Intelligent support for Human Oversight: Integrating Reinforcement Learning with Gaze Simulation to Personalize Highlighting

TL;DR

The paper tackles how to support human oversight under time pressure by learning adaptive highlighting policies through reinforcement learning guided by models of user gaze. It formulates the monitoring interface and user attention as an MDP and trains a PPO agent in a simulated environment that balances alert benefits against cognitive costs via a gaze-driven state transition. By integrating a temporal saliency model (based on a fine-tuned TASED-Net) to predict gaze, the approach enables offline policy learning for a multi-drone oversight scenario ($N=4$, $|Attr|=8$) without real-world deployment. Preliminary qualitative results indicate that RL-based highlighting can outperform static rule-based highlighting, but substantial challenges remain in gaze-model fidelity, reward design, and empirical validation with real users.

Abstract

Interfaces for human oversight must effectively support users' situation awareness under time-critical conditions. We explore reinforcement learning (RL)-based UI adaptation to personalize alerting strategies that balance the benefits of highlighting critical events against the cognitive costs of interruptions. To enable learning without real-world deployment, we integrate models of users' gaze behavior to simulate attentional dynamics during monitoring. Using a delivery-drone oversight scenario, we present initial results suggesting that RL-based highlighting can outperform static, rule-based approaches and discuss challenges of intelligent oversight support.

Figures (3)

• Figure 1: Example behavior of the learned interface policy as a critical situation affecting drone 3 occurs in the scenario.
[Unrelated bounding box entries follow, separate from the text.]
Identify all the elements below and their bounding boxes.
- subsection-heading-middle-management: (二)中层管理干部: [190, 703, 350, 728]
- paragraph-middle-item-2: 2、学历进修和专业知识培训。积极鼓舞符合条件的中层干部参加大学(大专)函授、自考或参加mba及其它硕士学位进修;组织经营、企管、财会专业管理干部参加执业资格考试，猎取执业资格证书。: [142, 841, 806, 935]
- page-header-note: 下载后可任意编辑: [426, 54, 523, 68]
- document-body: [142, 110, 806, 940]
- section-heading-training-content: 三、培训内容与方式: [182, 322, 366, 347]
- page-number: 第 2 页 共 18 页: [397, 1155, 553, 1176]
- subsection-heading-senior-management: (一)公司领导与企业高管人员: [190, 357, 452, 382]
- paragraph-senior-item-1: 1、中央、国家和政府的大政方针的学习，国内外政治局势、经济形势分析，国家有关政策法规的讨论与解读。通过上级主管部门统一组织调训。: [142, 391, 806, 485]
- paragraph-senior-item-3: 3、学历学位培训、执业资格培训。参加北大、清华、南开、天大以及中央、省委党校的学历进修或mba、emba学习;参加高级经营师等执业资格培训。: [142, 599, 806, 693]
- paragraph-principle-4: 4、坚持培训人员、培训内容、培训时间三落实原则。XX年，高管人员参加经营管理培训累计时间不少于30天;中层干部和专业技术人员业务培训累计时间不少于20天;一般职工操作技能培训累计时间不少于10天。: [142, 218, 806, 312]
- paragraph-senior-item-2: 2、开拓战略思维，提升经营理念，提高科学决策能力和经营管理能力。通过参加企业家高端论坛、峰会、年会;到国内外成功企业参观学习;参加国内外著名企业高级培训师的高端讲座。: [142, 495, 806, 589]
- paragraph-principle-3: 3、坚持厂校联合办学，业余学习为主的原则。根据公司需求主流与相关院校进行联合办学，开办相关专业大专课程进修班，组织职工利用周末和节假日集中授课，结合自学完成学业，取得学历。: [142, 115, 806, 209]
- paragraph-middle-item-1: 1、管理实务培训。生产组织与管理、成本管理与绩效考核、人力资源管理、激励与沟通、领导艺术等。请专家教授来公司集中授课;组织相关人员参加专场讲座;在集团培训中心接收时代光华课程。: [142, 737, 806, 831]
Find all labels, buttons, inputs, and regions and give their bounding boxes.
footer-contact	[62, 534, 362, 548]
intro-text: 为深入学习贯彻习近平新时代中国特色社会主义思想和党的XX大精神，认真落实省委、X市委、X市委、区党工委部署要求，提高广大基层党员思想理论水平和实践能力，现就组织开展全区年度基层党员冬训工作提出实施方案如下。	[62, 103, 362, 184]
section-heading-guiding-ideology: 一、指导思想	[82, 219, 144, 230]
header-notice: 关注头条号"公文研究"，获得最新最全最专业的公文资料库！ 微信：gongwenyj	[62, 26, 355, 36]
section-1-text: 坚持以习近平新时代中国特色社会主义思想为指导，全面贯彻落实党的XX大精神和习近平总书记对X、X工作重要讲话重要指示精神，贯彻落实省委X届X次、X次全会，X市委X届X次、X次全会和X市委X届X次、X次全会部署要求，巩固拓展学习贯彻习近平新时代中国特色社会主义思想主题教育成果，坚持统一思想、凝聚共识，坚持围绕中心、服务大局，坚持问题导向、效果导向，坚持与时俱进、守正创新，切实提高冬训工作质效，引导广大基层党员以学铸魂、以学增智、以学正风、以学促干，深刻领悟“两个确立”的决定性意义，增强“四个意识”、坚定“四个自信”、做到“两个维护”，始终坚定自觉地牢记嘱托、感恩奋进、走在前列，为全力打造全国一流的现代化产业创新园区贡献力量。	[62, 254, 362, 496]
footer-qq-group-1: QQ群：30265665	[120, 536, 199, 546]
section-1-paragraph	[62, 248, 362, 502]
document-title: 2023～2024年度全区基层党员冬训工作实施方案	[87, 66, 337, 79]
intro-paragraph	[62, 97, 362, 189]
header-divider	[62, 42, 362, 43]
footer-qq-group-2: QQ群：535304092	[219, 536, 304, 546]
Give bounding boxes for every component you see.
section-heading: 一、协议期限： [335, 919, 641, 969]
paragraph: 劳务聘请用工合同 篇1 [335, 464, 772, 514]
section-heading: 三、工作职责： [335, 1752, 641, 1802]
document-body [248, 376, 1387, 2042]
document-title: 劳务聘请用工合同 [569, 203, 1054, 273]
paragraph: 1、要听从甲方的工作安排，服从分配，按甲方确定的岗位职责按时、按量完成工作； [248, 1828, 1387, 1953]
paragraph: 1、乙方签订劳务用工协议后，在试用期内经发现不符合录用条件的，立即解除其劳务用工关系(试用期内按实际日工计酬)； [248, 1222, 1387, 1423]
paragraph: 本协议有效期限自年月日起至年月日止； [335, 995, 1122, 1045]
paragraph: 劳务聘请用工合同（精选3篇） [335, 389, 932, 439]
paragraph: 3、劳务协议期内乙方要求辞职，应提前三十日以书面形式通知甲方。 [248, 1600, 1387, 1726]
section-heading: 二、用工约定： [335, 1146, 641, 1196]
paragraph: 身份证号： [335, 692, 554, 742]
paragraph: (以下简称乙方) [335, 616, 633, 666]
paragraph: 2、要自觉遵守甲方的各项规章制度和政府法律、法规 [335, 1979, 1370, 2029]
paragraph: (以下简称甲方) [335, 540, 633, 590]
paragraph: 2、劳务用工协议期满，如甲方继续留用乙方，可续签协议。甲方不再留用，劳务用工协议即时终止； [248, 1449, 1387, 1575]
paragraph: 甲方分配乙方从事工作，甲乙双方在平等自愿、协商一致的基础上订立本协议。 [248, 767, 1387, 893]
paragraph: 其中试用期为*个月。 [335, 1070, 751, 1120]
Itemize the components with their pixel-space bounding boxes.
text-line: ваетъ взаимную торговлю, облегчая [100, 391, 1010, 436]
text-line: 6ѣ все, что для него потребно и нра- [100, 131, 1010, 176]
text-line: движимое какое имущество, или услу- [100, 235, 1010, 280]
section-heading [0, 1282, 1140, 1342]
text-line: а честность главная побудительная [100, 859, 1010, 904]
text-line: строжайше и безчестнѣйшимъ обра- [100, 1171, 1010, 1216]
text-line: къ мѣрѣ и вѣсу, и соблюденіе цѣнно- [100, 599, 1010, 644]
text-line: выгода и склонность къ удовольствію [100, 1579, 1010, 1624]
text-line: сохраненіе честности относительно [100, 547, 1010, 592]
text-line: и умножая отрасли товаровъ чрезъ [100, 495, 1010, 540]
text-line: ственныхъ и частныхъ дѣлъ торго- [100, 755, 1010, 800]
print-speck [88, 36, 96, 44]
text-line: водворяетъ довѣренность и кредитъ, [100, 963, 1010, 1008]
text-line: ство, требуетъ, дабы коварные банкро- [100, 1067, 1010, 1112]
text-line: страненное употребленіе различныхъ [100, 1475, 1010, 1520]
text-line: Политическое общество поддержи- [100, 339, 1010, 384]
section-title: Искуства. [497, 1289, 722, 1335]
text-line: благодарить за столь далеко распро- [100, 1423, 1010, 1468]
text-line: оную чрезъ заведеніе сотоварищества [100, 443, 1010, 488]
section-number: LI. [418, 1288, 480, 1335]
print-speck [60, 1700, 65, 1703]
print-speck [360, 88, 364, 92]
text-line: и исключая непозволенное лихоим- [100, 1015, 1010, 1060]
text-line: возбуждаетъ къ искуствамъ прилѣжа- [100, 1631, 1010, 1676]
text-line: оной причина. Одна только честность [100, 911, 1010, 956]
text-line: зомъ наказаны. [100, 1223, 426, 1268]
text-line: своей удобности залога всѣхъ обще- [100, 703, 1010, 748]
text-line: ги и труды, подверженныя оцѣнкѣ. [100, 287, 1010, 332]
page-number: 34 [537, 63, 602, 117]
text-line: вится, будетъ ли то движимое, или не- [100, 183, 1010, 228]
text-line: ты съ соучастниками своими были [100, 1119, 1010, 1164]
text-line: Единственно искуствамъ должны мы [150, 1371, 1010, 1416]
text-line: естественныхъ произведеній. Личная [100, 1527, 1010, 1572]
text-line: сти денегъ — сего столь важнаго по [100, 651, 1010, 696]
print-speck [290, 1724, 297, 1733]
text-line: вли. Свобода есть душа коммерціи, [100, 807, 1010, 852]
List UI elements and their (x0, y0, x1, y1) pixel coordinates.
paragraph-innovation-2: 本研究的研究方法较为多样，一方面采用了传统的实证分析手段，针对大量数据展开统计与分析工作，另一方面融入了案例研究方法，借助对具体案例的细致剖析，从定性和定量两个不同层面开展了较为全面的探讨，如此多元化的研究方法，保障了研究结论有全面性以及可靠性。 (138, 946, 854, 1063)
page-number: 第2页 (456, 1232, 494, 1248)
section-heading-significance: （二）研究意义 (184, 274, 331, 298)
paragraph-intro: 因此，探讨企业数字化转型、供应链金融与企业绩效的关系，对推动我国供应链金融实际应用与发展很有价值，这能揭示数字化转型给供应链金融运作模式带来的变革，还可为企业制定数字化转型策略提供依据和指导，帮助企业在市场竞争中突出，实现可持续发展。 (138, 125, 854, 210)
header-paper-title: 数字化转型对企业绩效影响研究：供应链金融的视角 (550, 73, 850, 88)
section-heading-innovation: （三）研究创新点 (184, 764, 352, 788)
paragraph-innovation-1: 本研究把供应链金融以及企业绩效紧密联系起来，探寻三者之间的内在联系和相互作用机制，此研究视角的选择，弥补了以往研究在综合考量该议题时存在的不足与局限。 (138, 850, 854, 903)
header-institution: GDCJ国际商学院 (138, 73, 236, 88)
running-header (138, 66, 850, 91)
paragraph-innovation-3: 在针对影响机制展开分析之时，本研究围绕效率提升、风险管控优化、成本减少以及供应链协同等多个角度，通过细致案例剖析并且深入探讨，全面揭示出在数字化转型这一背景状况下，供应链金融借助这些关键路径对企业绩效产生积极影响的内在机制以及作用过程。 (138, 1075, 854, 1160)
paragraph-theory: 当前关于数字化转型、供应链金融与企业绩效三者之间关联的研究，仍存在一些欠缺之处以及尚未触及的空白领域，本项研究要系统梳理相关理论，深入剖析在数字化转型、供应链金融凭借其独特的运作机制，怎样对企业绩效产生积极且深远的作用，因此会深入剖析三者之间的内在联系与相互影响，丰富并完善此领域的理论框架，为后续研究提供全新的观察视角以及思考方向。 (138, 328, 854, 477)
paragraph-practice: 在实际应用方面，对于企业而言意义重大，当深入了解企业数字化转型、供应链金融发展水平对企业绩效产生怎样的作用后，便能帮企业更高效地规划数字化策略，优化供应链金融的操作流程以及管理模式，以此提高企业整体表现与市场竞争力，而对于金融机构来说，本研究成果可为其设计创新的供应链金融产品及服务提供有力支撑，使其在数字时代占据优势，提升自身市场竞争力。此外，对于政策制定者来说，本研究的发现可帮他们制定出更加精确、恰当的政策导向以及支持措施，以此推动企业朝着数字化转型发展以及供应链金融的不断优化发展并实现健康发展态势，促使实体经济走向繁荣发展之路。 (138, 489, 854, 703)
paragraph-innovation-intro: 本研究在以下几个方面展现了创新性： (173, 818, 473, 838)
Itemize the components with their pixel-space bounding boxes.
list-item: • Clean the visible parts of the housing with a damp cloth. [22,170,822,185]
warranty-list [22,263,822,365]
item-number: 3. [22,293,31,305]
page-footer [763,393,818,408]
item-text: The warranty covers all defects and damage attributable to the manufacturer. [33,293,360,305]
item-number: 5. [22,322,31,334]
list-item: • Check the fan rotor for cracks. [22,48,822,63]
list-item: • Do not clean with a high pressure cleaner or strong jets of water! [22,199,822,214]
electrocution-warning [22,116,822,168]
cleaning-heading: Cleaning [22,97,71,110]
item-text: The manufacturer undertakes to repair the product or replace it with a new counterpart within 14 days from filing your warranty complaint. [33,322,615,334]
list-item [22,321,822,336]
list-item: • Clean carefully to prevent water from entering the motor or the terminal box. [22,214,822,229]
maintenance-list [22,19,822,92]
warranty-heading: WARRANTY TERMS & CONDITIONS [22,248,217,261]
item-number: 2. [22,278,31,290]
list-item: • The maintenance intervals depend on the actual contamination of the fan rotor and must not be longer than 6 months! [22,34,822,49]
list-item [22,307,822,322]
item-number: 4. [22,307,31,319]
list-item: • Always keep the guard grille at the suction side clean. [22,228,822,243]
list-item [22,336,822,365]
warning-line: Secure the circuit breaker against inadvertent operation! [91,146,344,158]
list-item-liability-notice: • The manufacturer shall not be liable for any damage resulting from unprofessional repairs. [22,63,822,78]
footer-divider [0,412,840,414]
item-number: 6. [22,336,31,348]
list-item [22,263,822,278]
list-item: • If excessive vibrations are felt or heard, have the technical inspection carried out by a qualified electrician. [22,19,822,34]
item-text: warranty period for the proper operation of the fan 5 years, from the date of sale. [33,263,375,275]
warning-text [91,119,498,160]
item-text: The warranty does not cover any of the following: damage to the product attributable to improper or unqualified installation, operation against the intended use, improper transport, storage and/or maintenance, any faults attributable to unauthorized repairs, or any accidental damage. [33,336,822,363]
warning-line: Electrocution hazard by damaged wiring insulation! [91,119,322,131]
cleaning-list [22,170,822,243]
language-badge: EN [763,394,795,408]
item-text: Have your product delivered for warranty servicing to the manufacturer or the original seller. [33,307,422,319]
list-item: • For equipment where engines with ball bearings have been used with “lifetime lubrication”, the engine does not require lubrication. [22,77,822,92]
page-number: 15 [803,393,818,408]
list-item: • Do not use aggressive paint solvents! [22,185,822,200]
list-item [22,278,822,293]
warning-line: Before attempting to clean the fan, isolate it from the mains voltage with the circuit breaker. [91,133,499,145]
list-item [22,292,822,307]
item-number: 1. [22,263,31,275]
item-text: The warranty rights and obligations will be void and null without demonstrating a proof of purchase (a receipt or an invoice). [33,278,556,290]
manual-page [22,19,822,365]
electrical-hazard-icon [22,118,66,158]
Only the region of the interface dedicated to drone 3 is shown. Each icon is annotated with its actual displayed value below, as well as the value of the user knowledge state in parentheses further below.
• Figure 2: Dashboard-like interface for supervising four drones. Each drone panel displays eight attribute icons, while a map view provides spatial context. The interface is adopted from our previous work wu2025understanding. The UI agent learns to control the highlighting of icons. The map on the right is only for increasing the realism of the interface during user studies and is disregarded by the UI agent.
• Figure 3: Training curve of PPO with environment parameter $H = 500$ for the highlight penalty. On the x-axis, the number of training samples is shown. On the y-axis, the mean total reward per collected episode is shown.